Merci à Seb et Amel’ qui m’auront fait l’honneur d’assister à ma thèse ! J’ai été très
touché ! On se voit bientôt pour une grande occasion…
Merci à mes néo-compagnons bordelais, pour beaucoup désormais sous d’autres cieux,
Greg (dit ‘Tic’ et compagnon de ‘Tac’) parti faire de la manucure (dixit Arnaud !) à Rennes,
JB et Camille notre couple préféré et bientôt marié, Virginie et Seb (votre mariage a Roissy
fût un plaisir !) et Marie et Emilie qui éduquent à Paris et pour leur plus grand plaisir nos
chères têtes blondes. Vivement une grillade-party, boudin noir – vin rouge à la Mamounia !!!
Toucanne-2008
-Remerciements
Merci à mes amis du Pays de Rettt’, du « 4-4 », Clacla et Vivi (la R19 va bientôt lâcher,
courage Vivi !), Toto et Céline (les Royco Minut’Soupe sur pattes, avec des fois un tout p’tit
maillot de bain !), Memel et Emeline (et Léon à partir d’aujourd’hui !!), Guillaume et…(elle
est facile!), Seb et…(re-facile!!), Porno et…(comique de répétiton!!!), Nico, Gab, Tanguy et
Romuald « les Canassons », Anne et Christophe (tout schuss !) et aussi à mes compagnons de
voyages vers la Grèce (3 semaines à la belle étoile et à chercher les dauphins et la moussaka!)

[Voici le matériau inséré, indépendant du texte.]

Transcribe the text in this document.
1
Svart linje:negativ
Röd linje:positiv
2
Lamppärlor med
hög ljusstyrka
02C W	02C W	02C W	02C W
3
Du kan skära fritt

ou l’Islande (ah les glaciers et le cercle arctique !), à savoir (Clac’ et Vivi vous êtes cités au-
dessus) Nanou (J’ai écrit tout ça avant 21h Nanou, rassures toi !) et Marie. Tous n’auront pas
toujours compris à quoi je m’affairais pendant tout ce temps (Sam ? il étudie le stress des
bigorneaux par 3000m de fond pendant la Préhistoire ! dixit Memel) mais l’essentiel est qu’il
m’auront accompagné et bien fais marrer…la même histoire depuis mon baptême (Guigui !),
la petite section (Clac’), le collège (Toto, Seb, les mecs à grosses lunettes -à l’époque- en
fait), le lycée (Memel et Porno) ou les années fac (Nico, Céline, Emeline…)! A tous, désolé si
je n’ai pas toujours été très présent, les bigorneaux m’ont pris du temps !
Un immense merci à ma famille dans son ensemble, et bien sûr à mes parents, ma sœur et
ceux que je considère désormais comme mes frère et sœur. Vous m’avez laissé le choix de
m’engager dans cette voie, et toujours soutenu… Je ne serais pas arrivé au bout de cette
aventure sans vous !
Merci enfin à toi, Marine, tombée du ciel alsacien comme par magie au moment où
j’entamais la partie la plus pénible de ce travail. Tu m’auras aidé et supporté sans jamais
défaillir (n’en doutes pas !!!!), en acceptant que je passe plus de temps à rédiger cette thèse
qu’à m’occuper de toi l’été dernier…en cela je me dis que notre aventure ne fait que
commencer…..
C’est sympa d’avoir un pote géologue, non ?!